Back when I was in college, I remember thinking that a few thousand in student loans would be a piece of cake to pay off, and after that happened, I'd be living on easy street. I'd live like Tom Hanks in Big, with fountains of Diet Pepsi flowing in my indoor arcade,
next to my indoor gun range / bowling alley / ski slope. The concept of a home loan was totally alien to me.
Two years later, I'd be putting ink on a series of 500 home purchase documents being handed to me by a lawyer under the careful supervision of two salivating real estate agents.
I grew up in a 1 bedroom apartment in Brooklyn, so stepping into a home that would me mine (MINE!!) was huge. The grass, the driveway, the front porch, the water heater, the garage... *pant* *pant* *pant*... what am I gonna do with all this
space?! The possibilities were rushing to my head. Even my then fiancé was going a little crazy with the ideas.
So, our canvas was a two story, 3 bedroom home with two more rooms to play with on the lower level.

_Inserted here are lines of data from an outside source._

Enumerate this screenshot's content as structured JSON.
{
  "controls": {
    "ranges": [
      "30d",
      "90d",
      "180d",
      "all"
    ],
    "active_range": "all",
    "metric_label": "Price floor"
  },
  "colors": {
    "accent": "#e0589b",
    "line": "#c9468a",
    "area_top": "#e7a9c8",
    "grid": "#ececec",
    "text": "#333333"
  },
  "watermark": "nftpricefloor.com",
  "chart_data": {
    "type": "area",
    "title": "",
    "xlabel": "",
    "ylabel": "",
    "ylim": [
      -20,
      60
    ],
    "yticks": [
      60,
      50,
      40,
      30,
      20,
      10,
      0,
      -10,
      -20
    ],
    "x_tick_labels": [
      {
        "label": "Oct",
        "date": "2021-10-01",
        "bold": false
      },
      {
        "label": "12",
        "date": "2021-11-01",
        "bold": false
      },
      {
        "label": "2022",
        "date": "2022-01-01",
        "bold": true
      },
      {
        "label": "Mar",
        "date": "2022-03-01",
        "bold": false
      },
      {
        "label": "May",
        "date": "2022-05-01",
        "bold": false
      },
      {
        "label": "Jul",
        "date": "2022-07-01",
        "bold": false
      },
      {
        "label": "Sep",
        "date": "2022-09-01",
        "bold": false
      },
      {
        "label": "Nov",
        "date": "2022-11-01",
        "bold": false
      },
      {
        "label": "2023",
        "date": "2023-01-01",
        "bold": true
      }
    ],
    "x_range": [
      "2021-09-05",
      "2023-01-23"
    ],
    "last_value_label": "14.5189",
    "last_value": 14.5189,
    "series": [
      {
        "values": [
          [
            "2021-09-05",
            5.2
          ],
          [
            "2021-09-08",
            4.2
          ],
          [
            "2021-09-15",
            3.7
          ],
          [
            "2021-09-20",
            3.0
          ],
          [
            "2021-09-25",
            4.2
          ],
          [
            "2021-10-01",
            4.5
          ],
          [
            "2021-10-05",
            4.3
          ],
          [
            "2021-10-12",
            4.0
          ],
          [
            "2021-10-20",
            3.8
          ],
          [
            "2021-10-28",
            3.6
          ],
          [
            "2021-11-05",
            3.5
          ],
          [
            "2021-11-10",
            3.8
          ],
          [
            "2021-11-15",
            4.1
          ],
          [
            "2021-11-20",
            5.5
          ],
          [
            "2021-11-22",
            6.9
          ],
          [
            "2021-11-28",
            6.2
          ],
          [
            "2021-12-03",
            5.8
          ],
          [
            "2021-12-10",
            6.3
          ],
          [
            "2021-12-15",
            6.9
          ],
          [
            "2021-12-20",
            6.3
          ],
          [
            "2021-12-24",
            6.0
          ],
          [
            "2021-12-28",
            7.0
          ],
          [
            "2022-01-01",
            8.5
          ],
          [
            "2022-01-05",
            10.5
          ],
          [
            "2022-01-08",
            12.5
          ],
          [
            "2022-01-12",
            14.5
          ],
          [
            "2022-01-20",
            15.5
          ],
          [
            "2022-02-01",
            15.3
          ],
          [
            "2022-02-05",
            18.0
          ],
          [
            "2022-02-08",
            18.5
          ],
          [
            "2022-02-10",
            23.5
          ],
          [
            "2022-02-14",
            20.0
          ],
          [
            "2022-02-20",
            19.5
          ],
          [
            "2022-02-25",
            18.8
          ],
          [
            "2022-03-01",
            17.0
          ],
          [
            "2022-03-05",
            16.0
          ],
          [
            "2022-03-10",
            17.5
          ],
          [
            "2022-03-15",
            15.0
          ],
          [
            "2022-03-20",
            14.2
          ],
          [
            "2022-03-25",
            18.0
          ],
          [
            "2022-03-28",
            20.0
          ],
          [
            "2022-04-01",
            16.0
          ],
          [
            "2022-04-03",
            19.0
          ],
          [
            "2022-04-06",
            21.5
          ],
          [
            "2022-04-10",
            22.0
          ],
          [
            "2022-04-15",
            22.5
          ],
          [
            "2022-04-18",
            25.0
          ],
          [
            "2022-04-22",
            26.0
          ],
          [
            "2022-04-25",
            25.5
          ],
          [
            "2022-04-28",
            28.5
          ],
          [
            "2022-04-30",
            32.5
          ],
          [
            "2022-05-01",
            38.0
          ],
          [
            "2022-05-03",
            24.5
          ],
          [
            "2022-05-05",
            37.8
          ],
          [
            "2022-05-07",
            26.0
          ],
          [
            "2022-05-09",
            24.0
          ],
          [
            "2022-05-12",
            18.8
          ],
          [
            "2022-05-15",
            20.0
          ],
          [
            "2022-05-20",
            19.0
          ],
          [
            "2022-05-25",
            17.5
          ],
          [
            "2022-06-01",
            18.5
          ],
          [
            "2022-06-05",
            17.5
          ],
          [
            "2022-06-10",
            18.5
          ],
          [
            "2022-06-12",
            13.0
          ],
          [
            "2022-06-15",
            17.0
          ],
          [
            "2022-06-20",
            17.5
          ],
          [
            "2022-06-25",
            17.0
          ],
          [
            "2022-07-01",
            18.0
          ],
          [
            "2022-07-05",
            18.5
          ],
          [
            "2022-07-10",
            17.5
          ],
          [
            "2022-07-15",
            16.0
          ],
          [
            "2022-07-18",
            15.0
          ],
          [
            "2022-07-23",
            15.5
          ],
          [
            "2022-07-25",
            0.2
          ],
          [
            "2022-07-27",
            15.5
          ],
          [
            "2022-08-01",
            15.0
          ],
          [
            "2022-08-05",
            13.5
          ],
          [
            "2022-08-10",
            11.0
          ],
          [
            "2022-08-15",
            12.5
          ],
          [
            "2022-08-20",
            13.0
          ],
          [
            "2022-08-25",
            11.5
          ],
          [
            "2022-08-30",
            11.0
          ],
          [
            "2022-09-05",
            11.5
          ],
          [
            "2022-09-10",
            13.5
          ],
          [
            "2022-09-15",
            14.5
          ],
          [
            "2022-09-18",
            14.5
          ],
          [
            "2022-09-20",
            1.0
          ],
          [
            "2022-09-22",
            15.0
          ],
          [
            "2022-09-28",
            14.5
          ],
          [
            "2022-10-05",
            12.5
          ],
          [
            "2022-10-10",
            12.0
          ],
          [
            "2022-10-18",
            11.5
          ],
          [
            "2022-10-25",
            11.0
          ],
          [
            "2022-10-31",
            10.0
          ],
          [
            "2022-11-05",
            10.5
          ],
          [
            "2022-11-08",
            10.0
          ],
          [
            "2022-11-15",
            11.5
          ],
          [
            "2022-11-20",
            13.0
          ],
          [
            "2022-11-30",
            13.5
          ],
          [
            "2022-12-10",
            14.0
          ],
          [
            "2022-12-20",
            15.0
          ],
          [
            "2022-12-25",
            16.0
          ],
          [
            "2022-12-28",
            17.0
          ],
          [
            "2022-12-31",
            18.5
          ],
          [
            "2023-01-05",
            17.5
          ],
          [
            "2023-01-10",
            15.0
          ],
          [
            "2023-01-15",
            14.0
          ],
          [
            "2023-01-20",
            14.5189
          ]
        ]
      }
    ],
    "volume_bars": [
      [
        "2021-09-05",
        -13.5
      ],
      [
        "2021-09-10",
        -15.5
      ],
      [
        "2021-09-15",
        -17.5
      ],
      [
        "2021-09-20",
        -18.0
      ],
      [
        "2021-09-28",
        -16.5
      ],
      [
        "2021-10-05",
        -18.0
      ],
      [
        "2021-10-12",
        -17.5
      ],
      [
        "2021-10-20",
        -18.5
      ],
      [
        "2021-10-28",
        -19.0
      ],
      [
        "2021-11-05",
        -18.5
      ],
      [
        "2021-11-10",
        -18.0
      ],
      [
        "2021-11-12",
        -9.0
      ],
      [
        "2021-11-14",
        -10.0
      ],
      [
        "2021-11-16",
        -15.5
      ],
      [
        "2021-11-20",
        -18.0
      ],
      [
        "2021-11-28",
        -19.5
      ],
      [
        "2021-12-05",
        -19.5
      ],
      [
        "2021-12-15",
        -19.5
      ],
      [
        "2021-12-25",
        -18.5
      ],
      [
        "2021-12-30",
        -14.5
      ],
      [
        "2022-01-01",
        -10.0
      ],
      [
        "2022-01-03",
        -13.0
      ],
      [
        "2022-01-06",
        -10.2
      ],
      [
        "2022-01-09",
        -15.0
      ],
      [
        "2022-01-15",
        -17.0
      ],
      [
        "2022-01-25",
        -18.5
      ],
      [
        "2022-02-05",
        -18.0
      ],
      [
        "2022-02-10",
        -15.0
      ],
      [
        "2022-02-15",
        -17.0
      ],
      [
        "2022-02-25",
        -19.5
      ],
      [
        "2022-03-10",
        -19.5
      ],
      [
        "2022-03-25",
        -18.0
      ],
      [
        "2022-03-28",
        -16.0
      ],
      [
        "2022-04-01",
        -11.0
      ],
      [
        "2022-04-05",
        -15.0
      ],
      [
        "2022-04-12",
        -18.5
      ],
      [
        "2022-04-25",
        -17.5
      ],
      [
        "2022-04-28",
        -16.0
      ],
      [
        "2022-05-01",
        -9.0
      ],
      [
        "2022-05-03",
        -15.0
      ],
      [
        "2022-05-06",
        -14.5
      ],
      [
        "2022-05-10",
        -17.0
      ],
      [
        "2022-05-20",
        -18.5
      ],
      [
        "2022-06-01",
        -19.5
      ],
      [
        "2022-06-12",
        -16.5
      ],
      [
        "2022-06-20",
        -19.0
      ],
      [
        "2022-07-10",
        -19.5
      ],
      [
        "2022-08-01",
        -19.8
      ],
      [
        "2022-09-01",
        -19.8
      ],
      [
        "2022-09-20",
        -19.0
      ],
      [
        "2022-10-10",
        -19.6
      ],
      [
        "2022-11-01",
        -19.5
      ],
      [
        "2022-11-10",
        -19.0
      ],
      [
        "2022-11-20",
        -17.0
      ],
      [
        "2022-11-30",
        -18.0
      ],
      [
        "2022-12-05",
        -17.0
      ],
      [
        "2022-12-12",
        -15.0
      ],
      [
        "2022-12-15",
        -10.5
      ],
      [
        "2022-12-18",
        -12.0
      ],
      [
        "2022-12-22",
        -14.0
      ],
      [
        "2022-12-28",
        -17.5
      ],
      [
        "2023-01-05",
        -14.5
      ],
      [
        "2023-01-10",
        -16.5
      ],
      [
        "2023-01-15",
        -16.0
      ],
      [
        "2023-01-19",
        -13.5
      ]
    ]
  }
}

Somehow (and I'll bet every 20-something year old new homeowner goes through this) we decided a bar would be a great idea in the lower level.
Yeah! We could trim it with cedar and brass, and have a nice polished banister with a sink and a minifridge, and maybe a neon sign that blinks "Kovats' Olde Towne Pubb" - you know, in that old timey, unnecessary appended letters fashion? Yeah, that'd
be cool!
We planned it out, drew up plans, and even started pricing the material costs... before it finally dawned on us that neither one of us really drink all that much. I mean, I like my beer, but not enough to need a whole room for it. So, we scrapped
that.
The next thing that seems to happen is the slow, gradual learning process of handyman work and home repair. It starts with painting - most of us have been doing it since Kindergarten. Granted, that was using fingers and the results were a stretch even for the most
encouraging audiences, but the basic process is the same.

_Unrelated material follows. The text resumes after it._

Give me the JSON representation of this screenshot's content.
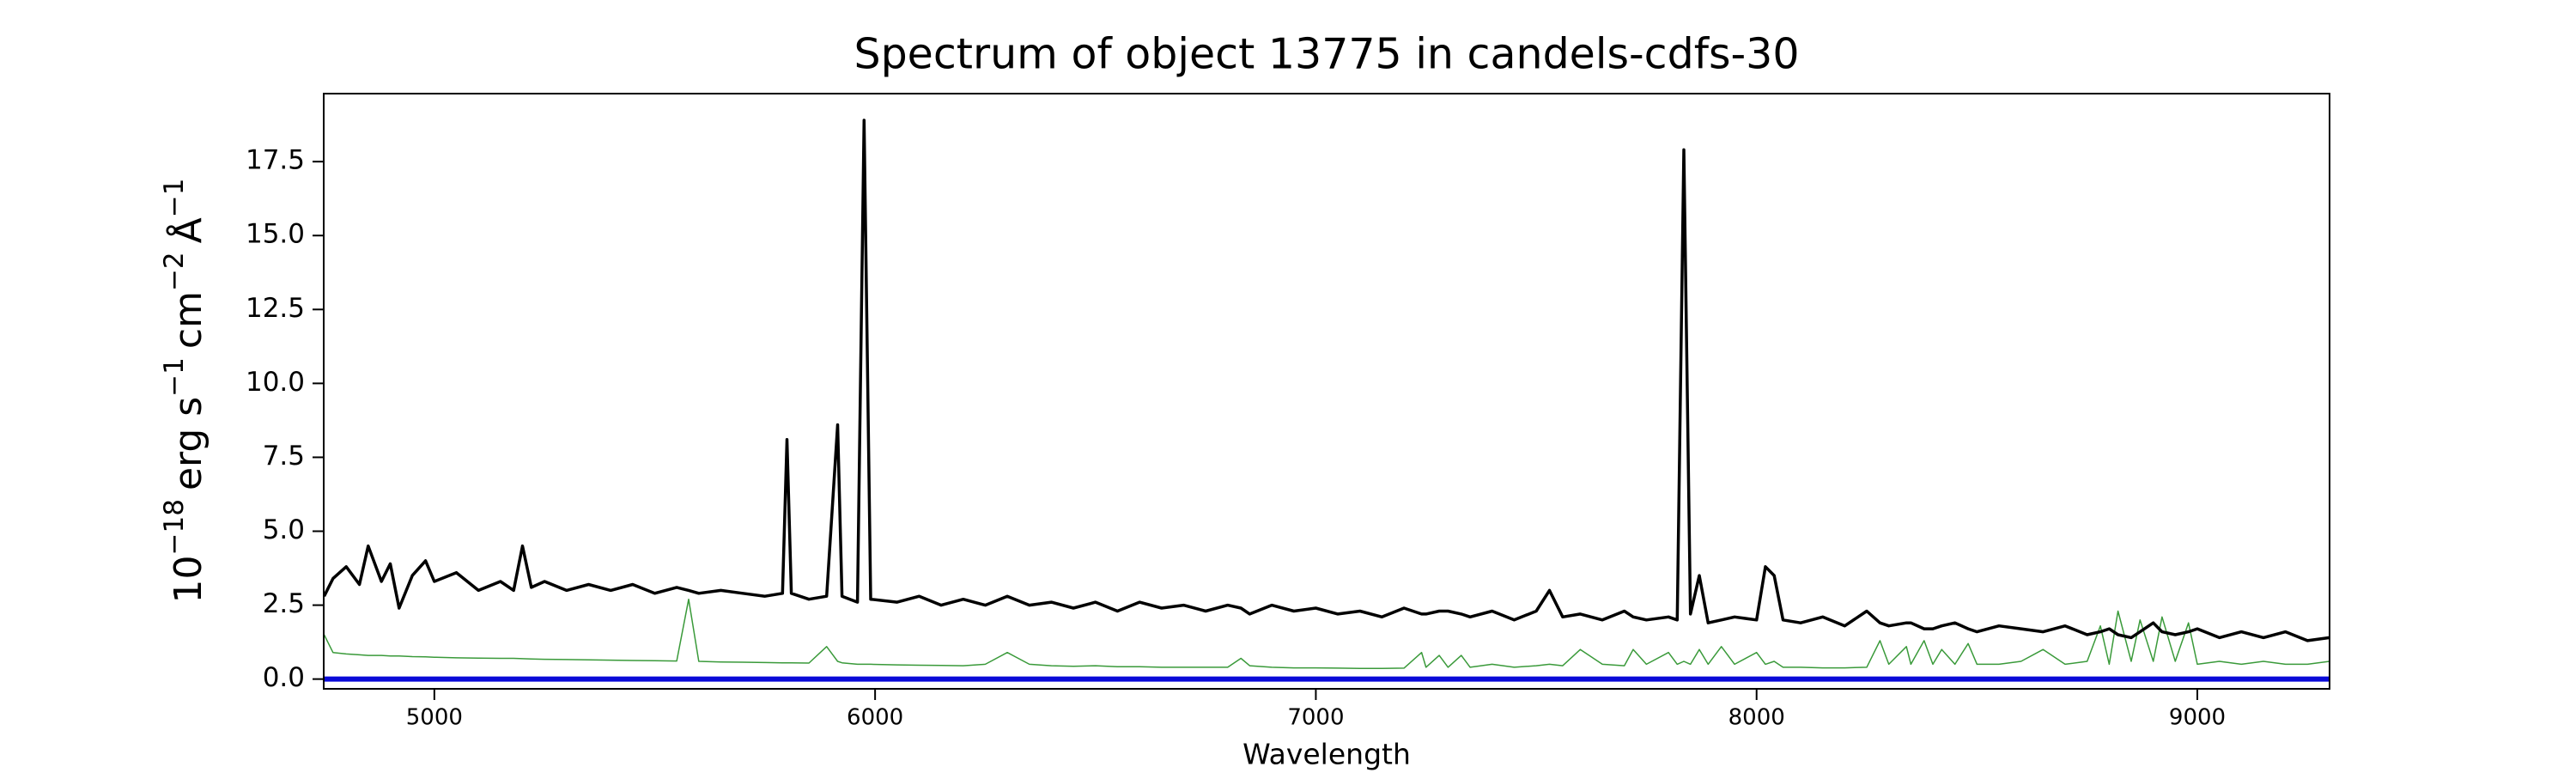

The thing that ain't the same is the color selection. In grade school, you had somewhere between 12 and 64 crayons - maybe 128 if you were rich or something - and that's it. The extent of your browns were "burnt sienna",
"light brown" and "dark brown". Today, when you go to Home Depot, they unleash a world of browns you never imagined, and their names don't help at all. You have no friggin' clue if "toasted
cyprus" is any different or better than "mystic fudge", and it ain't cheap finding out.
So, you lay down the tarps and paint your first room. After some acceptable splatter ("enh, we'll be replacing the carpet anyways"), you finish your first room. You've got a paint job under your belt, and so you graduate to changing light
switch plates. In a month, you're ready for installing shower curtain rods.
Around this time for us, my wife's parents came up to visit... and to reconstruct. My father-in-law is an all-around handyman who can effectively build a home with a few piles of wood and a sharp stick, and my mother-in-law has enough motivation and energy to power a
small city. Possibly St. Louis, if you gave her an extra cup of coffee.
Now, when you get your first home, like anything else, it's your baby. You want control over every inch of it, according to the plans buried deep in your mind (and possibly years from reality). When my father-in-law came up with a truck full
of tools, he had plans. A Bob Villa was now running loose in our new home, and he stuck on auto-pilot.
Their first visit was nerve-wracking, because everything they did seemed to be a surprise to us ("oh, but that's not how I pictured... oh, um, uhmm... crap."). The second, third and fifth vists were still full of nail-biting. We'd come home from work in the evenings expecting to see an addition to the garage or a gazebo hanging
off our front porch.
The humor in this is that my one gripe with my in-laws at that time was how they'd constantly work and build on our home when they visited. I tried telling this to a few other married folks in conversation and learned that my complaint was almost like winning the lottery compared
to some of the other "in-law" stories.
One guy told me that to this day, after years of marraige, his mother-in-law has a standing offer to pay for all divorce expenses and his wife's next wedding costs. Ouch.
And so, today, after living in our home for 2 years, we've basically hit a point with most rooms where we're content. You're never really finished with any room at any time; you just reach a point where the paint doesn't turn your stomach
and the furniture doesn't make your eyes sore. We've paid off about 3% of our monstrous home debt, and have learned to accept the American Dream of perpetual debt.
Nowadays, we're more than happy to help my wife's parents with whatever plans that have for the home. When you reach the point where you've spent your first year constantly in the middle of house projects, you learn that help is a blessing in any form.
Yeah, we were thinking of crown-moudling in this room, but hell if the one-man Jakubowski construction team is willing to put up a drop-ceiling, I'm happy to help cut the ceiling tiles.
In the end...
After all the work and all the money you put into your home - which never ends - you're left with a deep appreciation for the place you call your home, and a serious understanding of why some people choose to rent instead.